Open zicklag opened 4 years ago
Managing flow of messages through actors is one of them most fundamental design activities of actor development. If you have an actor that is getting an overloaded inbox then there is likely something wrong with the message flow and you should redesign. For example you could use a pool of actors. In axiom the channel is implemented with SECC which is bounded but then you can set those bounds very high if you wish. I had given thought to making SECC be able to grow but I haven't gotten to that task. At any rate that would now be such an advantage to actors themselves because all you get is a backlog of traffic rather than a smooth flow.
At any rate that would now be such an advantage to actors themselves because all you get is a backlog of traffic rather than a smooth flow.
You mean that would not be such an advantage, right? So the goal is to keep the channel from overloading so that you get low-latency reactions to messages that you send and keep the system responsive as opposed to always lagging behind what is actually happening and not keeping up with the work as it comes in. That makes sense.
For example you could use a pool of actors.
Cool! That was my other thought and one of the motivations behind the Aid pools PR ( #139 ). I wasn't sure if an actor pool would be considered an anti-pattern or not, but I thought it made sense when you compared it to thread pools.
I'm thinking it would still be good to be able to have unbounded channels when you choose to as a fail-safe in case there is a surge in load and you are OK with the work getting backed up if it can't be handled fast enough.
If you create an actor pool with an actor for every thread on the system and it is still backing up, then it is it could just be something that takes time and you want to queue the work anyway. At that point you are probably saturating the network/disk/cpu. ( maybe? I'm not really that experienced so I'm guessing ) As long as you know that is what might happen and you are intentionally setting it up that way.
So I'm currently working on a skip enable channel based on flume. It is really simple and I think it is going to work. It's got a couple of bugs at the moment related to skipping while resetting, but I think its simple to fix. It has both bounded and unbouned channels, but it is only single consumer, which I think is all I need because only one actor should ever listen on a the channel. Also it has an async receiver for efficiently handling incoming messages. You can see the current code here. The implementation is under 200 lines thanks to flume
!
I'm also migrating the whole actor System
to use the smol
executor and so far I think it is going very well. I'm getting rid of pretty much all manual threading and migrating to async tasks which should greatly simplify the code and reduce what needs to be maintained. It will also be easy to update the network cluster support to be completely async as well which should improve performance.

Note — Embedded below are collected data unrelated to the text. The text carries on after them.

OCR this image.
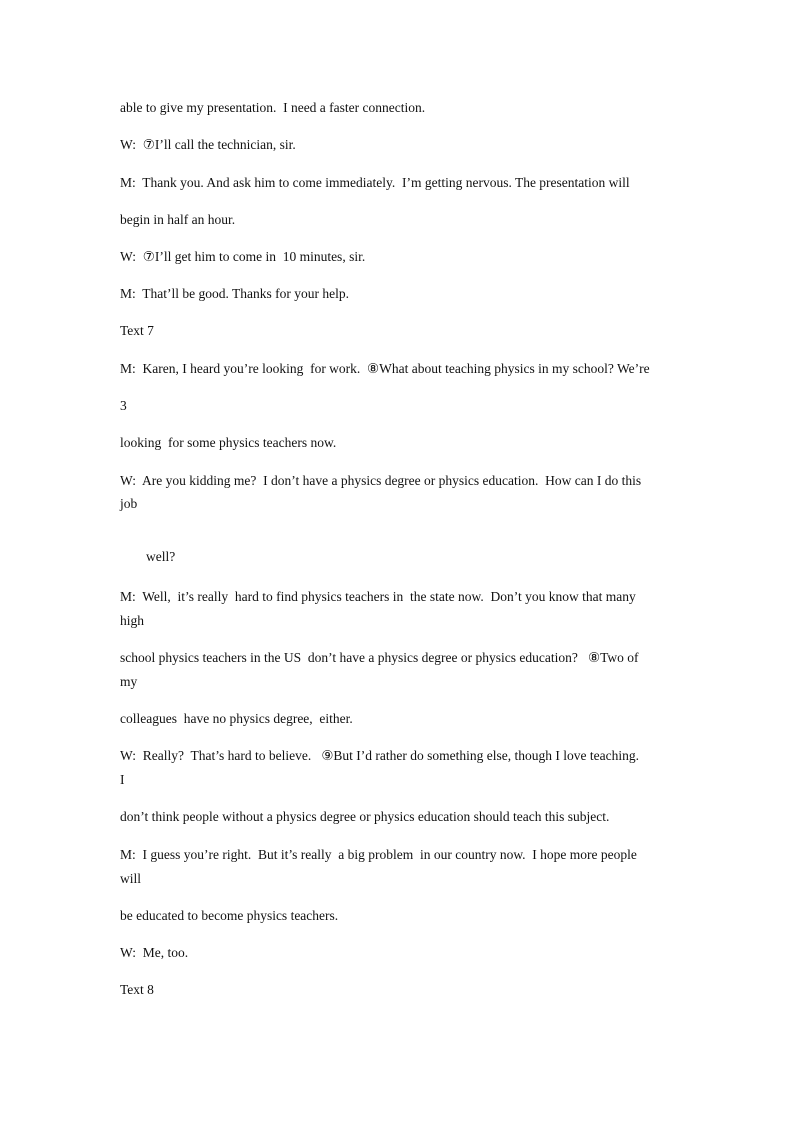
able to give my presentation.  I need a faster connection.
W:  ⑦I’ll call the technician, sir.
M:  Thank you. And ask him to come immediately.  I’m getting nervous. The presentation will
begin in half an hour.
W:  ⑦I’ll get him to come in  10 minutes, sir.
M:  That’ll be good. Thanks for your help.
Text 7
M:  Karen, I heard you’re looking  for work.  ⑧What about teaching physics in my school? We’re
3
looking  for some physics teachers now.
W:  Are you kidding me?  I don’t have a physics degree or physics education.  How can I do this
job
well?
M:  Well,  it’s really  hard to find physics teachers in  the state now.  Don’t you know that many
high
school physics teachers in the US  don’t have a physics degree or physics education?   ⑧Two of
my
colleagues  have no physics degree,  either.
W:  Really?  That’s hard to believe.   ⑨But I’d rather do something else, though I love teaching.
I
don’t think people without a physics degree or physics education should teach this subject.
M:  I guess you’re right.  But it’s really  a big problem  in our country now.  I hope more people
will
be educated to become physics teachers.
W:  Me, too.
Text 8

Also, with even the extra dependencies on smol and flume we still only have 109 dependencies compared to axiom's current 90 dependencies. ( but Axiom can be brought down to about ~80 dependencies I think by deduplicating a couple of dependencies and updating some of them )
BTW, if you are interested I'd be glad to open PRs to axiom for these changes when they are finished.
There, I just finished the implementation of a bounded and unbounded async MPSC SECC channel that I should be able to use for the actor messages ( the tests are passing now ):
https://github.com/katharostech/maxim/blob/smol-executor/src/secc.rs
Hey @rsimmonsjr, if you don't mind the discussion I would like to know what would be the reasons having only bounded channels if you could have the choice between allowing people to use unbounded channels or not.
My concern with bounded channels, probably driven by not having much experience designing actors, was a simple situation where I have a search tool looking for items and sending notifications when it finds items that match the criteria it is looking for.
I had one actor that was responsible for sending a notification for any items that it received from other actors that were responsible for doing the actual searching. My concern was that if I had a limit on the number of items in the channel going to the notification actor, what would happen if there was a surge in messages from the crawlers and some of the notifications were not sent because of send timeouts and the channel filling up?
My biggest concern is that it could work fine for one user and then it could start failing unexpectedly when one user gets a higher than average load and the actor sends start timing out. How am I supposed to know how many messages an actor may receive if the number of messages is dependent on factors such as workload?
I could see limited channel sizes being used to maybe to cause intentional back-up if you wanted to limit the amount of throughput to an actor, but what if that is not desired?
Like the doc for these two kinds of Actor errors:
It seems to me that these errors are very based on work load and available resources. But what should my app do if I get these errors. Most likely I would want to retry the message right?
Maybe I'm just over-reacting, but it feels like this is something that could happen unexpectedly in production based on the use when maybe the actor system should be resilient enough to take this into account itself. I'm not sure.
Anyway, you don't have to reply if you don't have time. :smile: I'm wanting to know whether or not I should give the option for unbounded iterators in
maxim
which may or may not have any direct benefit to Axiom so I understand if this isn't worth the effort.